“An imagination is a terrible thing to waste!”
Tracey (the therapist) Ally McBeal
Zzzzz…following 3 nights of not nearly enough sleep, I’m so tired I can’t think straight. Finding my happy feelings when I’m this exhausted can sometimes be a struggle, but not so today, as I had a plan…and more importantly an overactive imagination.
This morning, I put pen (well actually, pencil) to paper and I wrote out a plan of action for my dream life in my journal. As you know – if you’ve been reading my blog for a while…if you haven’t, welcome! – my dream is to live in Australia. But, at the moment, I have no idea how I could ever make that happen and the space in between where I am and where I want to get to currently looks like a gaping canyon.
However, instead of feeling daunted, worried (and all those other unhelpful negative emotions it would be so easy to let myself feel) I have chosen instead to feel positive, happy and excited about my dream. After all, I trust that the Universe will find me a way to get across that deep, dark hole.
So, to give the Universe a helping hand, I thought it would be a good idea to get really clear about my dream and write down what needs to happen for me to get there.

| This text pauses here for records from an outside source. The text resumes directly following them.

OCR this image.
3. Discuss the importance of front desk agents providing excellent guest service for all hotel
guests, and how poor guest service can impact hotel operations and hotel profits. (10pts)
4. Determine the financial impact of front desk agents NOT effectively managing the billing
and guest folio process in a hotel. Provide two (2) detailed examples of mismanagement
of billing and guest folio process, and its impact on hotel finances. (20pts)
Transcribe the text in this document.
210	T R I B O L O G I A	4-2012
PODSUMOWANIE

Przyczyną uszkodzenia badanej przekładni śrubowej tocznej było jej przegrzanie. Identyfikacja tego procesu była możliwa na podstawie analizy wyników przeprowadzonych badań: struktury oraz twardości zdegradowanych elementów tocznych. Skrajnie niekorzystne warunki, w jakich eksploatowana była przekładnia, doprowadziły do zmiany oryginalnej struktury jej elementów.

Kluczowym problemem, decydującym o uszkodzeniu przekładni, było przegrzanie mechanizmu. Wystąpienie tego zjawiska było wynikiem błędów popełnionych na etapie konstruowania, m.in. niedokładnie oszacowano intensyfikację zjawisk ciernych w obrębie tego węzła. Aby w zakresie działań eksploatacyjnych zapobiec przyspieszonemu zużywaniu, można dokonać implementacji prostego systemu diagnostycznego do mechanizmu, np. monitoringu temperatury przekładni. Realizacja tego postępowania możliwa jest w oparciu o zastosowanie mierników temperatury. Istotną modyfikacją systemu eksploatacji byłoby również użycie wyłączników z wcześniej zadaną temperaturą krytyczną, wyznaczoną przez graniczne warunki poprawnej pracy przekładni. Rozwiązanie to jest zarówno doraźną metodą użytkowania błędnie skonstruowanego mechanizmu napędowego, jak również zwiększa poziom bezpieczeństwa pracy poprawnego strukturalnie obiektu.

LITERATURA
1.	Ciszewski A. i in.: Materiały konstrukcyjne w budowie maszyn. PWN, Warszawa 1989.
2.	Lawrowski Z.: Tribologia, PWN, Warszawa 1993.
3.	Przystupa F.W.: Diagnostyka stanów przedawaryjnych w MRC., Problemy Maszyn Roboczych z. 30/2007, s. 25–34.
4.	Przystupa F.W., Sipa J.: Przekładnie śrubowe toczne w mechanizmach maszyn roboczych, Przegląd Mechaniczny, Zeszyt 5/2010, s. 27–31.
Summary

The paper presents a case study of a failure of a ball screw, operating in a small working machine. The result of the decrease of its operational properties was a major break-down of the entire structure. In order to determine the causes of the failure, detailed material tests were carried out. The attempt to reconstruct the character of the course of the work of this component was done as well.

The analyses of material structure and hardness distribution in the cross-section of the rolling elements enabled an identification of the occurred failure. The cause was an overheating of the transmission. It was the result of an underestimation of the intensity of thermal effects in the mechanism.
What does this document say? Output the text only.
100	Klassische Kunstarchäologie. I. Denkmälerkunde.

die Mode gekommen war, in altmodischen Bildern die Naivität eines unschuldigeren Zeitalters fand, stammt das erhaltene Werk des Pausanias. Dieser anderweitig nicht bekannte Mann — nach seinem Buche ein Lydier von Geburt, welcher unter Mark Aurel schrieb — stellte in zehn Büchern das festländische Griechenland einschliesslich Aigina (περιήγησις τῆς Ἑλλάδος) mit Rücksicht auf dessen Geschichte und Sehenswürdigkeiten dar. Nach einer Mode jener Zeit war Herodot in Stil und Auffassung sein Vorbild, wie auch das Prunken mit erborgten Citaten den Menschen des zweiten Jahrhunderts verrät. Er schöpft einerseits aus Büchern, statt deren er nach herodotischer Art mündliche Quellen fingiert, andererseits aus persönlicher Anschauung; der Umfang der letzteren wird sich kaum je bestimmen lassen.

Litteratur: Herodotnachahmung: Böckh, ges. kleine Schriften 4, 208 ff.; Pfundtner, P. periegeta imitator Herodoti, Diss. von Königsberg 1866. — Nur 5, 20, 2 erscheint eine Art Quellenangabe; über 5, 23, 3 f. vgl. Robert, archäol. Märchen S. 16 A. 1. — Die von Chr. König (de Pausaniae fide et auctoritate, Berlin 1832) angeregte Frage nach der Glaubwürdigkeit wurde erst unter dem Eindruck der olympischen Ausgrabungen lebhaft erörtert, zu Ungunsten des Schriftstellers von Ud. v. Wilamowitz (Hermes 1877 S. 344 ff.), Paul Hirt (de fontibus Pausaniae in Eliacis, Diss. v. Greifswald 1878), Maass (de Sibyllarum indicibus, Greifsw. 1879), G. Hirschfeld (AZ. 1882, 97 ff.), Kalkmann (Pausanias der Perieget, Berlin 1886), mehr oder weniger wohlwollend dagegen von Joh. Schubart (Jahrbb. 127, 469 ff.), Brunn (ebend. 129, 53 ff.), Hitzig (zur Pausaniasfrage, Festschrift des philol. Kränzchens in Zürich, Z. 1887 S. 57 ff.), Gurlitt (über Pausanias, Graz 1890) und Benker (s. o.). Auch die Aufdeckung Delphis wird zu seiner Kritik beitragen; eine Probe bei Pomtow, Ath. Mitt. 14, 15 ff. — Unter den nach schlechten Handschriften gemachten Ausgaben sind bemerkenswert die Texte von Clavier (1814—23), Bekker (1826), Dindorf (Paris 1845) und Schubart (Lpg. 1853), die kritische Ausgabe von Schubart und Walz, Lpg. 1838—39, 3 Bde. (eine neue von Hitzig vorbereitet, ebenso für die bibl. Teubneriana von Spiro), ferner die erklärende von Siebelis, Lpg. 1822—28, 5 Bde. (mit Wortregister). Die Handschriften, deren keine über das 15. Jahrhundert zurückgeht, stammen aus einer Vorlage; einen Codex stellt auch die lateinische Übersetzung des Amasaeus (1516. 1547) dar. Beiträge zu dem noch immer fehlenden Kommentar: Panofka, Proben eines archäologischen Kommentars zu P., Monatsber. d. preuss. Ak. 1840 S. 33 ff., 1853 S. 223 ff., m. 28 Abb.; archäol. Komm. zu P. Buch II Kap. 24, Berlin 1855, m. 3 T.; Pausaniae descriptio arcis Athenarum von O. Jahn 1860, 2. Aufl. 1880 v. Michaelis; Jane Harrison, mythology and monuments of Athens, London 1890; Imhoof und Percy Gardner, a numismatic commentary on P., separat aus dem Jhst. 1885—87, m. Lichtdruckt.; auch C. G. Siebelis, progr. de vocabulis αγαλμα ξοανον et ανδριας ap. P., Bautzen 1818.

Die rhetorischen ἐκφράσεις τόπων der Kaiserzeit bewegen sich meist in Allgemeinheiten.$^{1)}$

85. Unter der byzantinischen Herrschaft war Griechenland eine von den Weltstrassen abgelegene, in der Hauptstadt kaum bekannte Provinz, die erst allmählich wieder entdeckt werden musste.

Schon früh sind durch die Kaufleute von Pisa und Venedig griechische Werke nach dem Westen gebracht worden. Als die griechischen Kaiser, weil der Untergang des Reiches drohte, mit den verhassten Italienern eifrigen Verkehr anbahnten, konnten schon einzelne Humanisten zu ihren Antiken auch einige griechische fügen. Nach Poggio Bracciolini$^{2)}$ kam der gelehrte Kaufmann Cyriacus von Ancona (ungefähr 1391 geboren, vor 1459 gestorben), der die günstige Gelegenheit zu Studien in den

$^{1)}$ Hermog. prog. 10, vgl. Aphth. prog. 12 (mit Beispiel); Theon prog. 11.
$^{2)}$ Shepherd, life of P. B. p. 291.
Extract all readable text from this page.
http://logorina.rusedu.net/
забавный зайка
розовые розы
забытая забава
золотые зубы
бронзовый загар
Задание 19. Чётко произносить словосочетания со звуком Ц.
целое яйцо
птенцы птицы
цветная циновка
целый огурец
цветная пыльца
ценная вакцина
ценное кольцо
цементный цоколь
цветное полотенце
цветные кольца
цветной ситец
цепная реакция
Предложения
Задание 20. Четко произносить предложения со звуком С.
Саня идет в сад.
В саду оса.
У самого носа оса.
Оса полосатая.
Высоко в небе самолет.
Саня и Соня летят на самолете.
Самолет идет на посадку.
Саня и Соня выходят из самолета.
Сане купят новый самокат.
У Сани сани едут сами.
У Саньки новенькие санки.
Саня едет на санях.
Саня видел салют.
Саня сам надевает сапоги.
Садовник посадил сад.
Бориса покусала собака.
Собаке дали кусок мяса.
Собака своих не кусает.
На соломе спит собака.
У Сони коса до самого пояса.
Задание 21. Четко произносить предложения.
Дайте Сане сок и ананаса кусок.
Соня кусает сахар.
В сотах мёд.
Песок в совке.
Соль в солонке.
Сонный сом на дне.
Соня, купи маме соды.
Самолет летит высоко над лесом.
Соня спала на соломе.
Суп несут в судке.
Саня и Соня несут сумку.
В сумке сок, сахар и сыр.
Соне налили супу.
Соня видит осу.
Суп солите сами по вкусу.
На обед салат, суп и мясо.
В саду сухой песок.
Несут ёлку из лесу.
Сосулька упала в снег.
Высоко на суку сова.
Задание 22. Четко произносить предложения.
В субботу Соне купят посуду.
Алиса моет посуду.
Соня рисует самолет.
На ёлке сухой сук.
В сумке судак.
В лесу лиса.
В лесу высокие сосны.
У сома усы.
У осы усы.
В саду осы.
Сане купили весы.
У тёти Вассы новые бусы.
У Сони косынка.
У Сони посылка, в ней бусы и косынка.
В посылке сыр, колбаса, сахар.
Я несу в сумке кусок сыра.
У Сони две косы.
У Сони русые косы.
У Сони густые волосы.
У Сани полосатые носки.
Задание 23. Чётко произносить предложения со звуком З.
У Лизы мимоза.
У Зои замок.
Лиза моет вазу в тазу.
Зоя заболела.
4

This is what I started with:
I am happy and healthy, and so grateful to be living in Australia. I have plenty of money coming in each month to live my dream life and do all of the things that I love to do.
Writing in the present tense makes is easier to imagine that it has already happened. Now for the fun part… I wrote out a detailed guide of all the stages I will have to go through, as if they had already been accomplished. If was like writing a massive to-do-list, without having to worry about doing any of it, as, in my imagination, it had already been done.
First up is:
I am feeling really healthy and strong and have more than enough energy to do anything I want to do.
Further down the list, things like getting a visa is easy and effortless in my imagination:
I’ve just heard that my visa to live in Australia permanently has been approved. Yipppee!!
See, piece of cake! 🙂
As I wrote out each stage, my enthusiasm and happiness grew, until I was feeling joyful and so very grateful for this wonderful dream life of mine. I honestly had so much fun…and I got all this from the comfort of my sofa!
Image source: http://www.fanpop.com
So, for now, I will just continue on my journey of gratitude, feeling blessed and happy for the amazing life I already have and I’ll let the Universe take care of the rest.
Day 176, Reason 176: Today I am so grateful for my overactive imagination and for my dream, which somewhere out there in the Universe is winging it’s way to me.
189 days to go
189 reasons to feel glad/happy/joyful to find
£38.68 to raise for Save the Children – So nearly there to reach my target to raise £365 for 365 days of finding 365 reasons to feel glad/happy/joyful!
Thank you from the bottom of my heart.